Our day began, much to our surprise, with a western style breakfast in our hostel. I had muesli but instead of the standard berry inclusion that normally comes with any granola-like substance my had watermelon in it! It was surprisingly tasty. (I had blended watermelon juice a while back and it was so so good.)
After navigating the somewhat circuitous and ever-expanding Beijing metro we arrived at the more than steep mountain at the foot of the Summer Palace. A lot of love for these tourist attractions quickly dwindled as we dealt with the crowds and just existed in this 95°F weather. But it was still fairly picaresque.
In the park, we saw these huge strangely weathered rocks and Lauren mentioned these were called contemplation stones. Apparently, in the middle of a monk’s garden there maybe be one of these big fellas and the monks would gaze into them because the shape of the rock was also a reflection of the shape of the universe. Whoa.
Lotte and I woke up early and said goodbye Maia and Lauren the only other Americans I know in China. (It’s a real bummer we won’t see them anymore.) Afterwards, we helped a lost Australian couple buy fast train tickets to Shanghai while waiting on our couchsurfing compatriot.
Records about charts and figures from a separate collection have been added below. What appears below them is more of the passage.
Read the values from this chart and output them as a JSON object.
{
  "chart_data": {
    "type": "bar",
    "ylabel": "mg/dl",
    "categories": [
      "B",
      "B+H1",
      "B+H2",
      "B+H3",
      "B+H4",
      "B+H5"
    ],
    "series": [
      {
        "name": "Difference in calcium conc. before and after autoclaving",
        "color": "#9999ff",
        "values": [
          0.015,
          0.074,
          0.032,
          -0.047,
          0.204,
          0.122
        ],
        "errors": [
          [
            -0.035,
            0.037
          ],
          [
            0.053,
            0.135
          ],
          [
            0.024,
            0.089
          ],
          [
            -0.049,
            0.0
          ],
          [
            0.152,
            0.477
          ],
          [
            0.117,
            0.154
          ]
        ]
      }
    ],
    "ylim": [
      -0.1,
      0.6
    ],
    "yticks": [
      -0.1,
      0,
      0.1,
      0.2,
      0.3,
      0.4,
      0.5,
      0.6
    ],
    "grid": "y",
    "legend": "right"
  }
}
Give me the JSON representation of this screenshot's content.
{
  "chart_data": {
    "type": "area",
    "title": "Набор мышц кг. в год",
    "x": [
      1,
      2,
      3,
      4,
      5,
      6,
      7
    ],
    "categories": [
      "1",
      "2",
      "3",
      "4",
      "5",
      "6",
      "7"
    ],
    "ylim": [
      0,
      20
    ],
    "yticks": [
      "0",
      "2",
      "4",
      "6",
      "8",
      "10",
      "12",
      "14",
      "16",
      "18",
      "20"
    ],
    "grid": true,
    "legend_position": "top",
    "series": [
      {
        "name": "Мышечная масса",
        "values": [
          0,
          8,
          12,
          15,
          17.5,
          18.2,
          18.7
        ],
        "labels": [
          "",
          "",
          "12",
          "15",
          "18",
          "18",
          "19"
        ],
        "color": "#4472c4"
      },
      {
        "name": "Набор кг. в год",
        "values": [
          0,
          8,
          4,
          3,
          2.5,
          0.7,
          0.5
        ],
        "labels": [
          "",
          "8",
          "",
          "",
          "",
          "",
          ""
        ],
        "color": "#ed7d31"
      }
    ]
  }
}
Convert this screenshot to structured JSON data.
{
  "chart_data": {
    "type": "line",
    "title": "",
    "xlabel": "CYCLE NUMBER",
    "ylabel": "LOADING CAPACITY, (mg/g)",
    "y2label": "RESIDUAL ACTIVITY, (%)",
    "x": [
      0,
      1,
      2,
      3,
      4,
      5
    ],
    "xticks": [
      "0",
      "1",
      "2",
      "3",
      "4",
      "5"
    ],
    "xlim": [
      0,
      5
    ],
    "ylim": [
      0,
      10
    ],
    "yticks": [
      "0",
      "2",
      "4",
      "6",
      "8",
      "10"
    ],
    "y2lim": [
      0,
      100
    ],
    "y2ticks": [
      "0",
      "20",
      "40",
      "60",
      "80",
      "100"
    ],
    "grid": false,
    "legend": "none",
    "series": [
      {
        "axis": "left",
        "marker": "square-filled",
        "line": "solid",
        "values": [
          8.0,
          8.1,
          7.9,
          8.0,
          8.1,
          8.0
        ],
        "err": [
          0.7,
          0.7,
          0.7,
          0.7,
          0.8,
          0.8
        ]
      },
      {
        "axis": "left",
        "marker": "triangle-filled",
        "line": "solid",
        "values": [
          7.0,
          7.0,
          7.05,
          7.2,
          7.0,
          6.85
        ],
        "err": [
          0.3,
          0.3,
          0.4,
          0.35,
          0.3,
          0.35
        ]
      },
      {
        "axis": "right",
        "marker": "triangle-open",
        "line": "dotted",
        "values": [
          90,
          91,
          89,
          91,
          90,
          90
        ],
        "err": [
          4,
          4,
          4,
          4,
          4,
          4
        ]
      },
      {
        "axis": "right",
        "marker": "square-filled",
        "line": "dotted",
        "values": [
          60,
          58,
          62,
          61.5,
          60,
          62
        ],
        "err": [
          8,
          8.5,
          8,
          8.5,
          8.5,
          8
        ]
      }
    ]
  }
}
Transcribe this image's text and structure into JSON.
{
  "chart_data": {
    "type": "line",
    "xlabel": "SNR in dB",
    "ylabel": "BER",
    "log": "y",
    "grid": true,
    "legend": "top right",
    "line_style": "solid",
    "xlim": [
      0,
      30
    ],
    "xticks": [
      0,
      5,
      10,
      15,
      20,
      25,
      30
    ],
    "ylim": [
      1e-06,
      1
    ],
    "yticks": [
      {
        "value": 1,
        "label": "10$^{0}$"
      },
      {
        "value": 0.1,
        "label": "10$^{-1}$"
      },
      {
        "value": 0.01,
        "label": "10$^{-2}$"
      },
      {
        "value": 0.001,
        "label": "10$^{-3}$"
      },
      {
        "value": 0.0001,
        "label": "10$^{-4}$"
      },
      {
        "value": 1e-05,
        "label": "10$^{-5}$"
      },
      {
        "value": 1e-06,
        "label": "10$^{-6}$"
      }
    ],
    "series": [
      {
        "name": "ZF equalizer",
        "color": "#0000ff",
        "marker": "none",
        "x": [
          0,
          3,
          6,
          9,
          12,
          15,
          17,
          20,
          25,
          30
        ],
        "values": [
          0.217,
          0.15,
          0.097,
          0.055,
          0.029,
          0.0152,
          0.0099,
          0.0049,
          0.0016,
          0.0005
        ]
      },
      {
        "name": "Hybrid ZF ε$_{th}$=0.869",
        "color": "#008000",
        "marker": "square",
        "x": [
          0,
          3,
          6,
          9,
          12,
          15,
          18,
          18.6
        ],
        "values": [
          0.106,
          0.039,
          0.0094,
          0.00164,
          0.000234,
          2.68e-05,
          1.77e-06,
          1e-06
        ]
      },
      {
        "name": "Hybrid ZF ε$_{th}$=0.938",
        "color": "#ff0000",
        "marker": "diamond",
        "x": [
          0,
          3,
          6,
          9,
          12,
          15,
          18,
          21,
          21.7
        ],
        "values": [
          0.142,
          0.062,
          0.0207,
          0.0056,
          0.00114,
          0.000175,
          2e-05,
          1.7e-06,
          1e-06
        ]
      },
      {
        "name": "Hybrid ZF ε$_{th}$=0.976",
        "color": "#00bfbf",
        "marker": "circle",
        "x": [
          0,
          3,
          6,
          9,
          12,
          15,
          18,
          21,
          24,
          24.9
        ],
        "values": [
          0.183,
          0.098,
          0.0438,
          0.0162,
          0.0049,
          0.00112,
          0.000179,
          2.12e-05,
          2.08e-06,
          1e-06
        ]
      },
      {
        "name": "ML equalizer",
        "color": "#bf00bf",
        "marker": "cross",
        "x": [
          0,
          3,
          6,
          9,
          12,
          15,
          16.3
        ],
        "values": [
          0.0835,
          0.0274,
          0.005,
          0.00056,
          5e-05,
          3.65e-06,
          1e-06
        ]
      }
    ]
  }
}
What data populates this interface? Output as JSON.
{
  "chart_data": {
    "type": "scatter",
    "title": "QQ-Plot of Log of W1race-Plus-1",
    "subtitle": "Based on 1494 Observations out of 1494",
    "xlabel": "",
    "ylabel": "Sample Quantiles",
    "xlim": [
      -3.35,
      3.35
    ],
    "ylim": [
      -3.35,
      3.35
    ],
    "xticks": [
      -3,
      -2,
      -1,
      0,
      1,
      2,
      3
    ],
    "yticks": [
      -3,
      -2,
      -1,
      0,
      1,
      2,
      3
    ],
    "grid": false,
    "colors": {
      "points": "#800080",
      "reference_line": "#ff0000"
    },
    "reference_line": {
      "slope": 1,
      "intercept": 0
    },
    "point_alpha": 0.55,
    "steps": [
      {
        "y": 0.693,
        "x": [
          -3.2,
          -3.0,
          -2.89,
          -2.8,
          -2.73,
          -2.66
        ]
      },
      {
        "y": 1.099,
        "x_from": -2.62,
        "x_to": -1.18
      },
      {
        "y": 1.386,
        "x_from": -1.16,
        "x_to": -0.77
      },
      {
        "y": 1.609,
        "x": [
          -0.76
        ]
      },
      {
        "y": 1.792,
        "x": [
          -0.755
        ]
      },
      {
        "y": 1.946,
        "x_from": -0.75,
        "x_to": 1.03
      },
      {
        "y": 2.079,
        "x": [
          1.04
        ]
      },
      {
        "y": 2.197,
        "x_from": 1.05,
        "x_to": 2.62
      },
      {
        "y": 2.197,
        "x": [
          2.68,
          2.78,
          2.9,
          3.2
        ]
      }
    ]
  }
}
I’ve never experienced couchsurfing in the wild. I’ve always stayed with friends or relatives. This trip is going to rely heavily on this largely personally untested method of lodging. But after today, I’m really excited to see what else it has in store for us.
Enter Qian. A true blue dude that really grasps the spirit couchsurfing is shooting for. He went out of our way to show us around Beijing and even took us to Tiananmen Square. He said he felt bad because he lived so far outside of the city (almost an hour and a half) but it is so nice and quiet out here. I definitely needed this after being crammed in subways and tourist spots.